Solving the first integral: For the first integral, which is using the momentum operator. I evaluated the derivative of the wave function first.
$$\frac{\mathrm d}{\mathrm dx}e^{-\frac{x^2}{\Delta^2}+ik_0x}=\left(\frac{-2x}{\Delta^2}+ik_0\right)e^{-\frac{x^2}{\Delta^2}+ik_0x}$$
Taking note that $\psi^*\psi$ removes the complex part and multiplies a 2 to the real part of the exponent. I should get something like this:
$$\langle p\rangle=(-i\hbar)N^2\int_{-\infty}^{\infty}~\mathrm dx \left(\frac{-2x}{\Delta^2}+ik_0\right)e^{-\frac{2x^2}{\Delta^2}}$$
Which I can split into two integrals. One of the integrals is odd and evaluates to $0$. The other remains.
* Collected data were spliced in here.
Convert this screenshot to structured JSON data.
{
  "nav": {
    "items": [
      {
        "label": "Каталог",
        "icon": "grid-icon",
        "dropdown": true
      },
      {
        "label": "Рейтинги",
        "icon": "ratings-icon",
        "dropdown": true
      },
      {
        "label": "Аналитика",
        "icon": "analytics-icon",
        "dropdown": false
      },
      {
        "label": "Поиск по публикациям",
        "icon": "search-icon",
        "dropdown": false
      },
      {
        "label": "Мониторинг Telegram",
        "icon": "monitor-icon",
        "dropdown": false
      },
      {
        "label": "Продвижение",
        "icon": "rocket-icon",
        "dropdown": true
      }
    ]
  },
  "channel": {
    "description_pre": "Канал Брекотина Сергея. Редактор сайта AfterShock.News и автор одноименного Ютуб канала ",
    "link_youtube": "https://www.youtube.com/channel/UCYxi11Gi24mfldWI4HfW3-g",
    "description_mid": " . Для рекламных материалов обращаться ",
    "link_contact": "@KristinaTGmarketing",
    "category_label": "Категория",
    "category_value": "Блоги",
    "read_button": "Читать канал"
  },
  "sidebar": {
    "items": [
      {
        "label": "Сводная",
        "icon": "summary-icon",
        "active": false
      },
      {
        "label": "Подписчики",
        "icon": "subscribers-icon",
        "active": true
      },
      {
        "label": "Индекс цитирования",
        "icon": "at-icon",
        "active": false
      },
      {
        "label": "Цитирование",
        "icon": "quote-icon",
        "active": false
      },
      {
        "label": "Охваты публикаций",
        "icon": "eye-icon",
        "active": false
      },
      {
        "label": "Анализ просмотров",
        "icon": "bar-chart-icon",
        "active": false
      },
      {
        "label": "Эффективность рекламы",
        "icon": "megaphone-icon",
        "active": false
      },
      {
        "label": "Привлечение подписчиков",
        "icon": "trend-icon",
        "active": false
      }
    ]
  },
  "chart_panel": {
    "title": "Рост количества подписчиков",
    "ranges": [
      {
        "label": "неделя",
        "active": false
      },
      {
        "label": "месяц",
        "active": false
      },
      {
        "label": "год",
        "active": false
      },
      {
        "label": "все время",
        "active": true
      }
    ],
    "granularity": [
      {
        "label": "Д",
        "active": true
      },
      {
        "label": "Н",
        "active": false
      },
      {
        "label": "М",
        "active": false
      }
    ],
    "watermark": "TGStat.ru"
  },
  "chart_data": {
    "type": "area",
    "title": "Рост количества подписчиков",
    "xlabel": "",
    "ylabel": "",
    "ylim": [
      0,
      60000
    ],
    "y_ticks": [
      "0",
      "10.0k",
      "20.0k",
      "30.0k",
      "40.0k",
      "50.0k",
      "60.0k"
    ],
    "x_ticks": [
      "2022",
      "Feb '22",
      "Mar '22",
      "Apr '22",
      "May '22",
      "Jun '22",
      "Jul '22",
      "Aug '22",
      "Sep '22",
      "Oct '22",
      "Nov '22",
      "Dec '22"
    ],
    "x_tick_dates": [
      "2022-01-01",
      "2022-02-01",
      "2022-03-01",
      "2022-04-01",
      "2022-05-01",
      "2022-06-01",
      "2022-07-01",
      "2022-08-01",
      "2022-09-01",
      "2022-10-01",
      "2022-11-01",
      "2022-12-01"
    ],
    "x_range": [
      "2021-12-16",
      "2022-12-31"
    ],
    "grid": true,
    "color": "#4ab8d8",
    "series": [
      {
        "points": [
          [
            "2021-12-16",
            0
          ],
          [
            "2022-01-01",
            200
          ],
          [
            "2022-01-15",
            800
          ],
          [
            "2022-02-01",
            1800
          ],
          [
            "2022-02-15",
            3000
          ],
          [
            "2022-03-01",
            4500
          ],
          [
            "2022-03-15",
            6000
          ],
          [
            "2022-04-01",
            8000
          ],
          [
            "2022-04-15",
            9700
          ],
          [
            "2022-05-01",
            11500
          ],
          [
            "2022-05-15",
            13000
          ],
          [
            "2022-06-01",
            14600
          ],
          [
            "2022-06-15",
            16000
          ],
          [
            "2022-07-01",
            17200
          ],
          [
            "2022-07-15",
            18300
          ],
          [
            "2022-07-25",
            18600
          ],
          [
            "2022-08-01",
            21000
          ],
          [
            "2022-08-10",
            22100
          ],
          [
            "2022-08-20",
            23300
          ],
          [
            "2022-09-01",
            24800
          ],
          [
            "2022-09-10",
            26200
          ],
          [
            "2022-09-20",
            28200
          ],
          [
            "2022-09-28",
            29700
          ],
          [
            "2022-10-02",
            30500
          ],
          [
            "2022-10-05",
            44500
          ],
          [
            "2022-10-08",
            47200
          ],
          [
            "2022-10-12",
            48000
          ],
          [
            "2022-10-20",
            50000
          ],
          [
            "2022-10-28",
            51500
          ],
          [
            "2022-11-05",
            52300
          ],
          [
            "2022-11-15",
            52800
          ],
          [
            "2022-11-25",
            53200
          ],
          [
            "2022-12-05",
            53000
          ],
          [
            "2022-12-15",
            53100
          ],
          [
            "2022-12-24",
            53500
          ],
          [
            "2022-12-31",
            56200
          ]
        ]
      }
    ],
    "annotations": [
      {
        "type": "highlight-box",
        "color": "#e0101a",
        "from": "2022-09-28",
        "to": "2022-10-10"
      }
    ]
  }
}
$$=(-i\hbar)N^2\int_{-\infty}^{\infty}~\mathrm dx(ik_0)e^{-\frac{2x^2}{\Delta^2}}$$
Which is a the Gaussian integral and the solution to this is
$$\begin{align}
&=N^2k_0\sqrt{\frac{\pi\Delta}{2}}=\frac{k_0}{\Delta\sqrt{\pi}}\sqrt{\frac{\pi\Delta}{2}}\\
&=\sqrt{\frac{k_0^2}{2\Delta}}=\langle p\rangle\end{align}
$$
Best Answer
$\phi$ is the wave function in momentum space: If $\psi(x)=\langle x|\Psi\rangle$, then $\phi(p)=\langle p|\Psi\rangle$. This is why the momentum operator can be evaluated directly: $$\hat p|\phi\rangle = p|\phi\rangle$$ and the integration is going over the momenta.
The calculation of the first integral looks fine to me upon a quick look, though I didn't check all the details.